Jesus commissioned his followers to “Go therefore and make disciples of all nations, baptizing them in the name of the Father and of the Son and of the Holy Spirit, teaching them to observe all that I have commanded you.” That is what Christians must do, and teaching all that Christ commands will divide.

While acknowledging that in democracy, not everyone’s prayers will be answered in the way they want, Budde implies some people’s prayers are more deserving, more important, than others:

Not everyone’s prayers will be answered in the way we would like. But for some the loss of their hopes and dreams will be far more than political defeat but instead a loss of equality and dignity and their livelihoods.

She soon made clear the subtext swimming in this murky text.

The more deserving prayers are those of illegal immigrants and those who place the sins of homosexuality and crossdressing at the center of their identities:

Let me make one final plea, Mr. President. … In the name of our God, I ask you to have mercy upon the people in our country who are scared now. There are gay, lesbian, and transgender children in both Republican, Democrat, and independent families, some who fear for their lives.

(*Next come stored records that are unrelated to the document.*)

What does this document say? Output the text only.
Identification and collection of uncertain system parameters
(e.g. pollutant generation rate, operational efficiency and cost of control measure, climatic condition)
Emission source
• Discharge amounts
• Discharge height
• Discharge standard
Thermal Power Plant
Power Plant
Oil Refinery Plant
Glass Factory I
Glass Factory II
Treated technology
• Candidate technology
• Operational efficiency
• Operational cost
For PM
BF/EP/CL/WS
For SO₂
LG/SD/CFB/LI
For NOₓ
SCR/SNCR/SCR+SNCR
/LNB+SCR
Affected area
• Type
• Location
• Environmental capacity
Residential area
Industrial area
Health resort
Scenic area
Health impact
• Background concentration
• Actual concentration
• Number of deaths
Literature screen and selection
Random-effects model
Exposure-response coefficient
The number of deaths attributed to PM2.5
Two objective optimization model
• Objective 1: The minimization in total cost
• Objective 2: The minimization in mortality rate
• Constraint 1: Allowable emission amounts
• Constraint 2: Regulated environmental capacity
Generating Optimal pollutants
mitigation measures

And the people who pick our crops and clean our office buildings; who labor in our poultry farms and meat-packing plants; who wash the dishes after we eat in restaurants and work the night shift in hospitals—they may not be citizens or have the proper documentation, but the vast majority of immigrants are not criminals. 

Budde is correct. The hopes and dreams of those who broke laws to enter America may be lost, but as lawmakers of all parties say, America is a nation of laws.

People who are in America “without proper documentation” are breaking our immigration laws and, therefore, are criminals. Sympathy for their lost dreams does not require Americans to allow lawbreaking.

And commitments to equality do not require Americans to cease acknowledging and honoring the reality and meaning of biological sex. Commitments to equality demand that we treat like things alike. Men and women are not identical things, and in some situations, differences between boys and girls, men and women matter.

Acknowledging those differences doesn’t put any child in danger. If “transgender” children fear for their lives, it’s a darn good thing we’re a nation of laws that protect all children who have reason to fear for their lives.

Maybe leftists should stop terrorizing children who experience gender dysphoria by telling them that conservatives hate them. Maybe leftists should stop telling the world that theologically orthodox biblical beliefs on sexuality constitute hatred of persons.

In a post-rebuke interview with CNN’s Erin Burnett, Budde described her sermonizing as a “one-on-one conversation with the president.” She then said, “I speak what I believe I’ve been given to say. … One of the things I was trying to get across is that we can have these conversations in a respectful way.”

I’m not sure who exactly gave her those things to say in her sermon, but I have a guess.

I am sure, however, that her sermon was not a conversation; it wasn’t one-on-one; it wasn’t respectful; and it wasn’t kind.

Budde’s malformed theology, which informs her politics, is well-known and widely available online. It is inexcusable that she was invited to deliver the sermon on this special occasion. Someone’s head should roll for this boneheaded decision.